Clarence Gray (November 14, 1901 - January 5, 1957) was an American comic strip artist, best known for drawing the science fiction adventure strip Brick Bradford for more than two decades. He also worked as a freelance illustrator for various magazines.

==Editorial cartoons==
Born in Toledo, Ohio, Gray called himself the "middle man" of three brothers. He was the son of Laura Jane and Val Gray, a construction worker. His father took little interest in his childhood drawings. "He just pitied me," recalled Gray. The red-haired youth began drawing trains and automobiles at an early age, teaching himself by making copies of magazine illustrations. He once described himself as a "red-headed, freckle-faced little punk." He concentrated on art courses in grade and high school, and after his high school graduation, he started his career at $18 a week doing sports and editorial cartoonist with the Toledo News-Bee. However, on his second week, he was surprised by a large raise, as detailed in a 1936 syndicated feature story on cartoonists:
Before he was out of his teens, Gray was working in the art department of Toledo newspaper... Then one Saturday the salary inexplicably jumped to $40. The boy sensed an error and sought the cashier. But that office was closed. During the weekend, Gray convinced himself his employer had recognized genius and rewarded it handsomely. But Blue Monday came. There had been a mistake. He wasn't due for even a 20 cent raise. Fury possessed the young artist. Forty dollars a week became his goal. He long ago surpassed it, of course; but recognition was considerably hastened by that early disappointment.

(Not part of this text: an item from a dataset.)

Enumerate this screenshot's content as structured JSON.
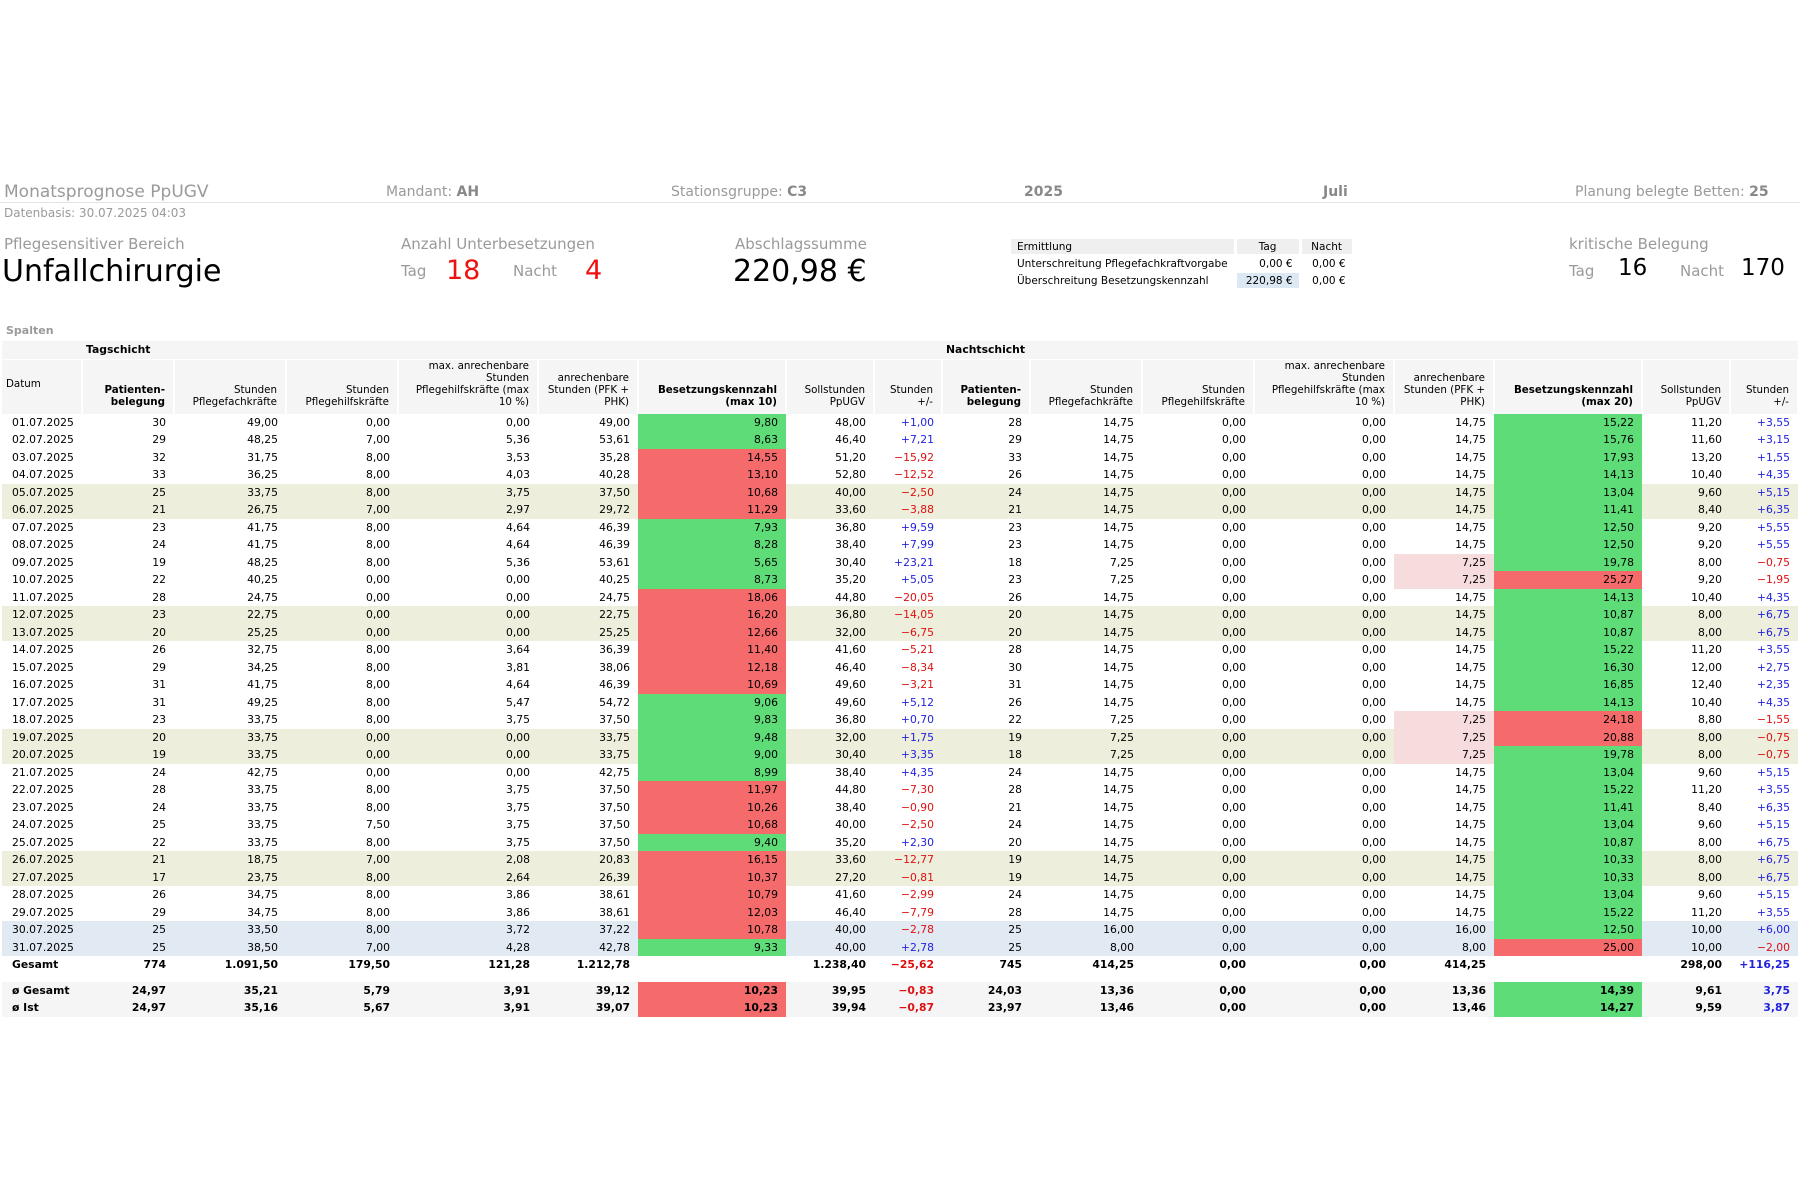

"I had to give it back the next Monday," recalled Gray. "It was a payroll mistake."

==Comic strips==
In 1933, he created Brick Bradford with writer William H. Ritt, a columnist with the Central Press Association of Cleveland. Launched by the Central Press Association as an adventure strip, it quickly developed into one of the leading science-fiction strips of the 1930s. The daily comic strip was joined by a Sunday page in 1934, followed by a companion strip, The Time Top in 1935.

In 1939, Gray gave his art tips:
All you need to do is observe the objects about you. Notice the wrinkles in clothing, the shadows and highlights of objects. Then attempt to reproduce them on paper as faithfully as you can. At first, your drawings won't resemble what they are supposed to—but keep at it. Soon you'll notice an improvement which is bound to become more rapid as time goes on. Remember two things: (1) Never be perfectly satisfied with a drawing. (2) More important, never become discouraged.

Gray received the solo byline for the daily strip in 1948 and the Sunday strip in 1949. When Ritt stopped scripting in 1952, Gray worked only on the Sunday strip and left the daily strip to Paul Norris. Gray and his wife, Jessie Matthews Gray, lived in Rocky River, Ohio where they had one son, Robert, and red-haired twins, Janet and Jane. When not at the drawing board, Gray liked golf, hunting, fishing and camping, where he communed with nature:
Campfire smoke sends me. I like pine trees in the north country, and the older my hunting coat gets, the better it smells. I like storms—blizzards in the winter and black squalls in the summer. Rain on a tent-top thrills me. I always think there is a big bass under every lily pad on a cool, green lake. I like the click of a good golf shot too, because it means a long walk in the open. After that, a session in the locker room is good, with blue chips and a tall glass. The greatest art to me is living. What I put on paper is mostly a means of being able to get out and see more of the real thing.

Clarence Gray died in 1957 at age 55. At age 70, William Ritt died September 20, 1972.